Using window functions (will drop ties):

使用窗口功能(会掉领带):

from pyspark.sql.functions import row_number
from pyspark.sql.window import Window

w = Window().partitionBy("id_sa").orderBy(col("cnt").desc())

(cnts
  .withColumn("rn", row_number().over(w))
  .where(col("rn") == 1)
  .select("id_sa", "id_sb"))

Using struct ordering:

使用结构顺序:

from pyspark.sql.functions import struct

(cnts
  .groupBy("id_sa")
  .agg(F.max(struct(col("cnt"), col("id_sb"))).alias("max"))
  .select(col("id_sa"), col("max.id_sb")))

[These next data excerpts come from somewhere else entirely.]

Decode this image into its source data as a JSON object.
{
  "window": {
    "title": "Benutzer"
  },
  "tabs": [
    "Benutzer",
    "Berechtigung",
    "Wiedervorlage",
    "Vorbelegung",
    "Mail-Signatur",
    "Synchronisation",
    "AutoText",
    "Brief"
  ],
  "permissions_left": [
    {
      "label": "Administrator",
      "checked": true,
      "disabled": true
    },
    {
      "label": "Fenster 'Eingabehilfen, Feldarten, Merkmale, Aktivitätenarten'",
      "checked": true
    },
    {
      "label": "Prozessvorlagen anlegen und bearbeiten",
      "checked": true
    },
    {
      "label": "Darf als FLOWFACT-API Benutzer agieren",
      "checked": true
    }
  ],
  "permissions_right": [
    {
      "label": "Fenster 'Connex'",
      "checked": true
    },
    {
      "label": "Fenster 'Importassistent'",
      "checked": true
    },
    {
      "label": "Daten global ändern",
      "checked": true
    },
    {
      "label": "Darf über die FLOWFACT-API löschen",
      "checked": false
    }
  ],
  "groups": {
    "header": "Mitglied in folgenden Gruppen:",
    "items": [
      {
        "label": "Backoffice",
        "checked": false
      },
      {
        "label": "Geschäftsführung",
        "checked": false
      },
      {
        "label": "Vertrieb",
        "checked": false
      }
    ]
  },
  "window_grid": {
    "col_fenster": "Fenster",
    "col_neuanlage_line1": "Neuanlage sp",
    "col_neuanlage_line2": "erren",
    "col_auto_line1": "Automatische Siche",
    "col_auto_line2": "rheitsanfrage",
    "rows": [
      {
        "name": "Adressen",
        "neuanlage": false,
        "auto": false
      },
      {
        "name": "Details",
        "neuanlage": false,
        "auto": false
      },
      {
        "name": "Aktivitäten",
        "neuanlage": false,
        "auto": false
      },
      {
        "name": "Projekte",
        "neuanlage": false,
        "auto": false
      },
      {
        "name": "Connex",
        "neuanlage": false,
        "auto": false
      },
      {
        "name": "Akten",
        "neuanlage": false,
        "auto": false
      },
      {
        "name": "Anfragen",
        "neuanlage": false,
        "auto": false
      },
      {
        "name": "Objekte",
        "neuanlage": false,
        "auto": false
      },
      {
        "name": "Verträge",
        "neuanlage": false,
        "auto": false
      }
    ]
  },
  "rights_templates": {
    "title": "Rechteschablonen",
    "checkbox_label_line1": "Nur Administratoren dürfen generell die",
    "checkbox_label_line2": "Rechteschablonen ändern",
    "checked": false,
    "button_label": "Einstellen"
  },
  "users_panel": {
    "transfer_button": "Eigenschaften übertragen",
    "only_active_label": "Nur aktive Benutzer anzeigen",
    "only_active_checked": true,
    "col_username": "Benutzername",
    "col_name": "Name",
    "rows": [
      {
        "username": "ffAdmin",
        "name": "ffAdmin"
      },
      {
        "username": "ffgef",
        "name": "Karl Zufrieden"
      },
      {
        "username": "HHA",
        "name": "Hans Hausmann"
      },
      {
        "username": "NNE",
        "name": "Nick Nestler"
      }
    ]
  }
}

See also How to select the first row of each group?

请参见如何选择每个组的第一行?

#2


3  

I think what you might be looking for are window functions: http://spark.apache.org/docs/latest/api/python/pyspark.sql.html?highlight=window#pyspark.sql.Window

我认为您可能正在寻找的是窗口函数:http://spark.apache.org/docs/latest/api/python/pyspark.sql.html

https://databricks.com/blog/2015/07/15/introducing-window-functions-in-spark-sql.html

https://databricks.com/blog/2015/07/15/introducing-window-functions-in-spark-sql.html

Here is an example in Scala (I don't have a Spark Shell with Hive available right now, so I was not able to test the code, but I think it should work):

这里有一个Scala的例子(我现在没有带有Hive的Spark Shell,所以我不能测试代码,但是我认为它应该可以工作):

case class MyRow(name: String, id_sa: String, id_sb: String)

val myDF = sc.parallelize(Array(
    MyRow("n1", "a1", "b1"),
    MyRow("n2", "a1", "b2"),
    MyRow("n3", "a1", "b2"),
    MyRow("n1", "a2", "b2")
)).toDF("name", "id_sa", "id_sb")

import org.apache.spark.sql.expressions.Window

val windowSpec = Window.partitionBy(myDF("id_sa")).orderBy(myDF("id_sb").desc)

myDF.withColumn("max_id_b", first(myDF("id_sb")).over(windowSpec).as("max_id_sb")).filter("id_sb = max_id_sb")

There are probably more efficient ways to achieve the same results with Window functions, but I hope this points you in the right direction.

也许有更有效的方法可以用窗口函数来实现相同的结果,但是我希望这将您引向正确的方向。